Abschlussmesse mit dem Papst auf dem Marien…äh, natürlich nicht, auf der Pferderennbahn. Aber doch erinnert so viel an den Weltjugendtag in Köln, dass ich nicht der einzige bin, der immer wieder vom Marienfeld spricht. Den Kölnern, die ich dort wieder aufsuchen werde, geht es ganz genau so. Um vier hat es sich noch ein Father aus Burma in einer anderen Nische des Raumes gemütlich gemacht. Schon seltsam - da liege ich auf Sesseln, auf denen zig Bischöfe, Kardinäle, Monsignores gesessen haben, um Interviews zu geben, da muss ich doch gut und selig schlafen.

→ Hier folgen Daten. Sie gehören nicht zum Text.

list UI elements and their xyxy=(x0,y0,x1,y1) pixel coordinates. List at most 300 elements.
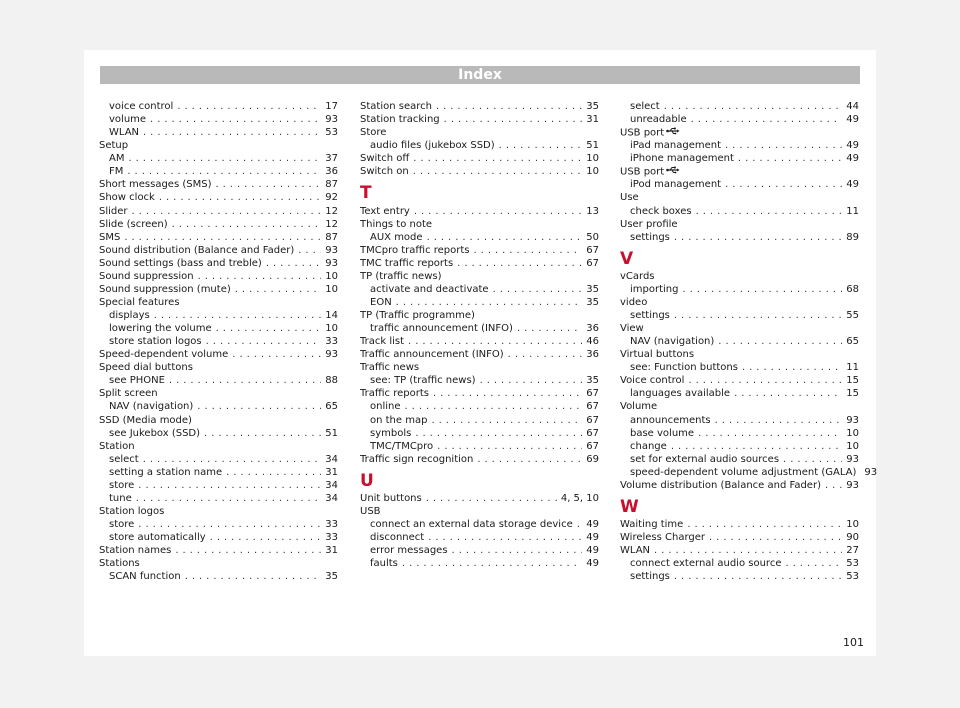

Bis sechs Uhr gelingt mir das auch, dann stürmt der philippinische Putzmann den Raum, aufstehen, in die Schuhe geschlüpft, auf geht es zum „Racing Course."

Wärmer als in der Unterkunft im College, sei es gewesen, erzählt mir Maria im Kölner Block, hier habe es nicht so gezogen: „Außerdem konnte man hier besser kuscheln". Es war ihre erste Nacht unter freiem Himmel. Mit ihrer Freundin Vanessa ist sie dicht „beieinander gerutscht." Zum Frühstück gibt es nun einen Schokoriegel und Obstsalat aus der Dose. Beide haben sich schon vor Tagen erkältet, doch Entwarnung, es wird langsam besser. Auch die gestern Abend noch so heisere Hannah wirkt heute Morgen viel frischer und vergnügter. Sie hatte sich gestern vor der eiskalten Nacht fast schon gefürchtet: „Ich habe mich mit Silberfolie doll eingewickelt", erzählt die sechzehnjährige Kölnerin: „und dann an Sabine angekuschelt."

„Auf dem Marienfeld war es sehr viel kälter", weiß Lena: „weil es dort am Morgen feucht war. Mein Schlafsack war da richtig nass." In Sydney meint es Petrus gut mit den Pilgern, es hat nicht ein einziges Mal geregnet. Und in der Nacht war es auf der Pferderennbahn auch ganz still, nichts habe man gehört, eine richtig friedliche Nachtruhe. Gut sechs Stunden haben die meisten geschlafen. Früh um sechs wurden sie dann von einer Trommelgruppe geweckt, die laut „Wake up" krakehlend durch die Gänge gezogen sei. Das sei unnötig gewesen, meint Lena ärgerlich. Viel zu früh. Gerne hätte man noch eine Stunde gepennt. Denn die Kölner haben gestern Nacht, nachdem das Showprogramm auf der Bühne endlich zu Ende war, natürlich noch eine Stunde gesungen. Um 24 Uhr hat Dominik die Gitarre ausgepackt: „Kölsche Hymnen" für alle.  

„The church needs a renewal", predigt der Papst: "She needs your faith, your idealism and your generosity". Die Jugendlichen sitzen, kauern, liegen, viele hören konzentriert zu, andere sind eingenickt. Friedliche Gesichter - die Sonne wärmt angenehm, entspannte Pilger, ausgestreckt, die Hände auf dem Bauch locker gefaltet, wieder andere aneinandergelehnt. „Darf ich mich auf Deinen Schoß legen", flüstert ein Mädchen. Die Stimme von Benedikt wirkt beruhigend, so gleichförmig und monoton liest er den Text ab: „Young friends, the church needs the gifts of young people, all young people. - Do not be afraid to say yes to Jesus". Nach diesen Worten - schon gegen Ende der Predigt -  plätschert zum ersten Mal sanfter Applaus durch die Reihen.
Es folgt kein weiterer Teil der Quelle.